A great place to start is taking what works in classroom instruction and translating that into computer-based instruction. Consider the design of an instructional system that fuses three teaching strategies:

  1. Mastery Learning
  2. Big Ideas Curriculum Framework
  3. Bloom’s Taxonomy of Educational Objectives

First, Mastery Learning proposes that every classroom should simultaneously run three curricula: a baseline or normative curriculum, an accelerated or enriched curriculum, and a remediation or corrective curriculum. Enabled by formative assessment, student activities flow between the three as needed.

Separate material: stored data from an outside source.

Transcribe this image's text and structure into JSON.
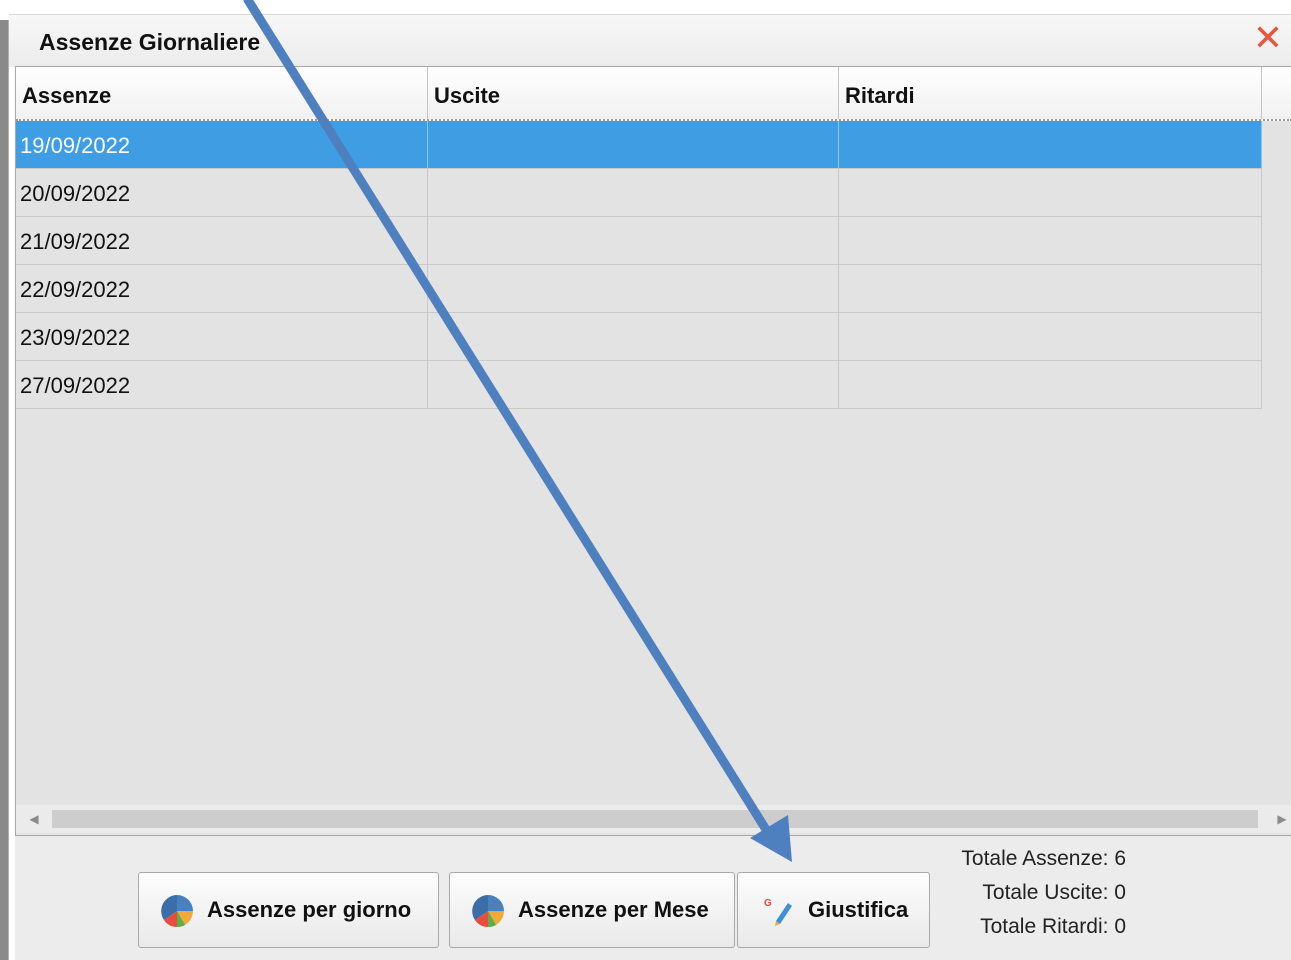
{
  "window": {
    "title": "Assenze Giornaliere",
    "close_icon": "close-x-icon",
    "close_color": "#e8553a"
  },
  "table": {
    "columns": [
      "Assenze",
      "Uscite",
      "Ritardi"
    ],
    "rows": [
      {
        "assenze": "19/09/2022",
        "uscite": "",
        "ritardi": "",
        "selected": true
      },
      {
        "assenze": "20/09/2022",
        "uscite": "",
        "ritardi": ""
      },
      {
        "assenze": "21/09/2022",
        "uscite": "",
        "ritardi": ""
      },
      {
        "assenze": "22/09/2022",
        "uscite": "",
        "ritardi": ""
      },
      {
        "assenze": "23/09/2022",
        "uscite": "",
        "ritardi": ""
      },
      {
        "assenze": "27/09/2022",
        "uscite": "",
        "ritardi": ""
      }
    ],
    "selected_color": "#3f9de3"
  },
  "buttons": {
    "per_giorno": "Assenze per giorno",
    "per_mese": "Assenze per Mese",
    "giustifica": "Giustifica"
  },
  "icons": {
    "per_giorno": "pie-chart-icon",
    "per_mese": "pie-chart-icon",
    "giustifica": "pencil-icon"
  },
  "totals": {
    "assenze": "Totale Assenze: 6",
    "uscite": "Totale Uscite: 0",
    "ritardi": "Totale Ritardi: 0"
  },
  "annotation": {
    "arrow_color": "#4e7fbf"
  }
}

Second, a truly daunting aspect to providing personalized learning pathways is the need to develop many alternative materials and resources to accommodate differing individual needs, learning preferences, and personal interests. But rather than building out many pathways, we can use the Big Ideas Framework to suss out the major inflection points in a course of study. What are the essential questions, the enduring understandings? What are the most common misconceptions? Now we know where along the path to place extra help and where to gain the most value from enrichment.

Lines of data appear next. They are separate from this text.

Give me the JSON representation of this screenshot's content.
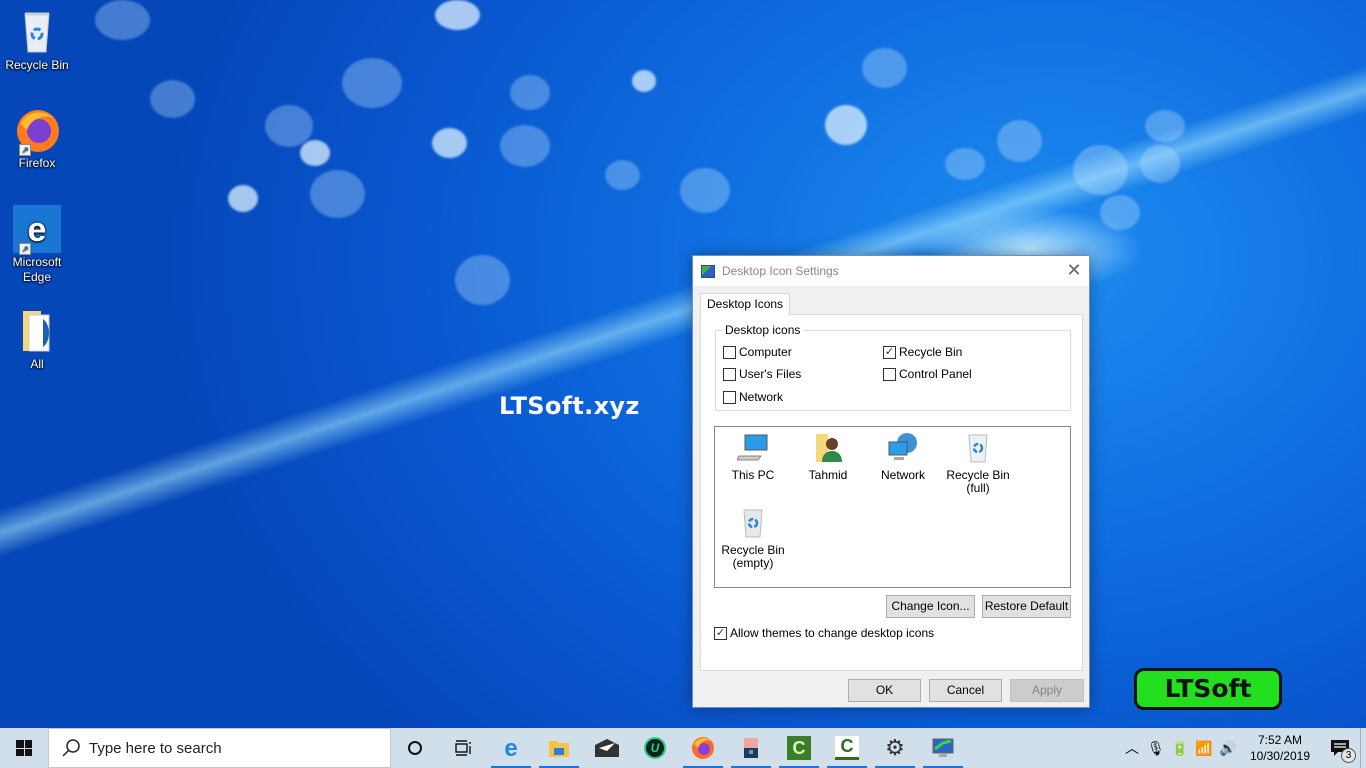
{
  "desktop": {
    "icons": [
      {
        "label": "Recycle Bin",
        "icon": "recycle-bin-icon",
        "shortcut": false
      },
      {
        "label": "Firefox",
        "icon": "firefox-icon",
        "shortcut": true
      },
      {
        "label": "Microsoft Edge",
        "icon": "edge-icon",
        "shortcut": true
      },
      {
        "label": "All",
        "icon": "folder-icon",
        "shortcut": false
      }
    ],
    "watermark": "LTSoft.xyz",
    "logo_badge": "LTSoft",
    "colors": {
      "badge_green": "#22e01e",
      "desktop_blue": "#0f6ee0"
    }
  },
  "dialog": {
    "title": "Desktop Icon Settings",
    "close_glyph": "✕",
    "tab": "Desktop Icons",
    "group_label": "Desktop icons",
    "checkboxes": [
      {
        "label": "Computer",
        "checked": false
      },
      {
        "label": "User's Files",
        "checked": false
      },
      {
        "label": "Network",
        "checked": false
      },
      {
        "label": "Recycle Bin",
        "checked": true
      },
      {
        "label": "Control Panel",
        "checked": false
      }
    ],
    "icon_list": [
      {
        "label": "This PC",
        "icon": "this-pc-icon"
      },
      {
        "label": "Tahmid",
        "icon": "user-folder-icon"
      },
      {
        "label": "Network",
        "icon": "network-icon"
      },
      {
        "label": "Recycle Bin (full)",
        "line1": "Recycle Bin",
        "line2": "(full)",
        "icon": "recycle-bin-full-icon"
      },
      {
        "label": "Recycle Bin (empty)",
        "line1": "Recycle Bin",
        "line2": "(empty)",
        "icon": "recycle-bin-empty-icon"
      }
    ],
    "change_icon_label": "Change Icon...",
    "restore_default_label": "Restore Default",
    "allow_themes_label": "Allow themes to change desktop icons",
    "allow_themes_checked": true,
    "ok_label": "OK",
    "cancel_label": "Cancel",
    "apply_label": "Apply",
    "apply_enabled": false
  },
  "taskbar": {
    "search_placeholder": "Type here to search",
    "pinned": [
      {
        "name": "edge",
        "icon": "edge-icon",
        "active": true
      },
      {
        "name": "file-explorer",
        "icon": "file-explorer-icon",
        "active": true
      },
      {
        "name": "mail",
        "icon": "mail-icon",
        "active": false
      },
      {
        "name": "iobit-uninstaller",
        "icon": "uninstaller-icon",
        "active": false
      },
      {
        "name": "firefox",
        "icon": "firefox-icon",
        "active": true
      },
      {
        "name": "game",
        "icon": "character-app-icon",
        "active": true
      },
      {
        "name": "camtasia-recorder",
        "icon": "camtasia-icon",
        "active": true
      },
      {
        "name": "camtasia",
        "icon": "camtasia-editor-icon",
        "active": true
      },
      {
        "name": "settings",
        "icon": "gear-icon",
        "active": true
      },
      {
        "name": "display-settings",
        "icon": "display-settings-icon",
        "active": true
      }
    ],
    "time": "7:52 AM",
    "date": "10/30/2019",
    "notification_count": "3",
    "colors": {
      "taskbar_bg": "#d1dfea",
      "active_underline": "#1a73e8"
    }
  }
}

And third, while Mastery Learning and Big Ideas Framework provide a macro-perspective to personalization, we still need micro-level response to meet students wherever they are on their own continuum of learning and doing. Hence, the integration of Bloom’s Taxonomy allows a finer focus into student needs in terms of responding to issues of comprehension, or of application, or of synthesis and transfer. In essence, Bloom’s Taxonomy functions as a learning activity processor. (Dr. Yungwei Hao of the National Taiwan Normal University wrote a paper about operationalizing a similar type of “learning ecology” in 2004 when we were worked together at UT-Austin).

While still complex to program, such a system provides a viable blueprint to personalized learning. So, even before we can rely on predictive models enabled by “big data” — that is enough data to make reliable inferences upon — we can transform some of our best practices in adaptive classroom instruction into the design of adaptive computer-based instruction.